Power Dynamics Decision inequities within a medical team related to interpersonal dynamics. “I did not want to be paternalistic and jump in when the Ethiopian residents’ management of the patient was inadequate, especially because there was an [American] ICU attending supervising and not correcting them.” “We let the Ethiopian attending lead the surgery and watched the surgeon leave small bits of tumor attached to the underlying mucosa. In our attempt to remove this excess tumor made the attending very uncomfortable and almost defiant that he did not want us to remove any further tissue.”
Incongruent Conflict in Cultural Norms Differences in what is considered an acceptable or anticipated outcome between visiting and local providers. “Once he did develop neutropenic fever, he was not able to receive the hospital’s standard of care with regard to antibiotics since he couldn’t afford it.
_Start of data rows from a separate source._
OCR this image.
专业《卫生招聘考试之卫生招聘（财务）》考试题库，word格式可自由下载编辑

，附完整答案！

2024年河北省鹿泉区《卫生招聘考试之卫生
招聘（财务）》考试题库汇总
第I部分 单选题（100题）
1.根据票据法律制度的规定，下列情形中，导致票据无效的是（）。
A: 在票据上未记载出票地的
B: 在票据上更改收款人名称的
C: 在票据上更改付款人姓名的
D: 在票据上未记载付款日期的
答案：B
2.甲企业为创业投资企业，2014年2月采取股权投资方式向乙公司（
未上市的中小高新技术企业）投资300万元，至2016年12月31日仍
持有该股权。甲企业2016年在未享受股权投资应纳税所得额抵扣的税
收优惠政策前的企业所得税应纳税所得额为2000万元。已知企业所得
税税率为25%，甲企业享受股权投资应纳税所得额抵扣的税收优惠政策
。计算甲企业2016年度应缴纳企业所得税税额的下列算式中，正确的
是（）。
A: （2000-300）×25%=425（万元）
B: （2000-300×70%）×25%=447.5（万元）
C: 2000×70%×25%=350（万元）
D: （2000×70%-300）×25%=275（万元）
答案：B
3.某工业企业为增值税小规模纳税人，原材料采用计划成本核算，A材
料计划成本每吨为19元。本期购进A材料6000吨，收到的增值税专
Such a massive change will require a change in provider attitudes. There may be some cultural differences that may be difficult to change.” “In the US if this complication were to happen, we would do daily checks on the patient’s eye and pressure and follow up very closely. [In Ethiopia] this patient was sent home relatively quickly after minimal examination.”
Delay in Care Delay in medical care correlated with adverse patient outcome. “No electronic medical record and radiology reports are typed on Microsoft Word with significant delay in turn-around time.” “Neurosurgery had not seen the patient by morning report and were called again and asked to see the patient. During the course of the day the patient’s right sided weakness became full paralysis and he had multiple episodes of grand mal seizures. The next day neurosurgery still had not seen the patient.”
Lack of Informed Consent Perception of visiting trainee that informed consent was not obtained. “We discussed informing the patient and allowing her to decide, but the language and practice barriers limited our ability to ensure that this would be done correctly.”
Lack of Infrastructure Effectiveness of available or recommended resources is undermined by a lack of institutional or societal support. “The fundamental question was: can we justify offering a potential lethal treatment of myeloablative chemotherapy for an also lethal condition (leukemia) if we cannot also offer adequate supportive care?” “This conflict involves the triage process and the motivations for accepting patients to the MICU. … The scenario described is more of a system malfunction.”
Utilization of Resources Inappropriate or ineffective use of resources that are available. “We realized that the residents were not screening the patients for diabetes complications and comorbidities even though the resources were readily available.” “She then explained that this patient had lung cancer, had a poor long-term prognosis, and should not have been intubated. The ED only has two ventilators and by intubating this woman who had likely chronic respiratory failure, you wouldn’t be able to use the ventilator for another patient.”
*

Denotes a category that is not of ethical conflict but describes the downstream effect of experiencing a conflict and constructing a framework to explore potential solutions.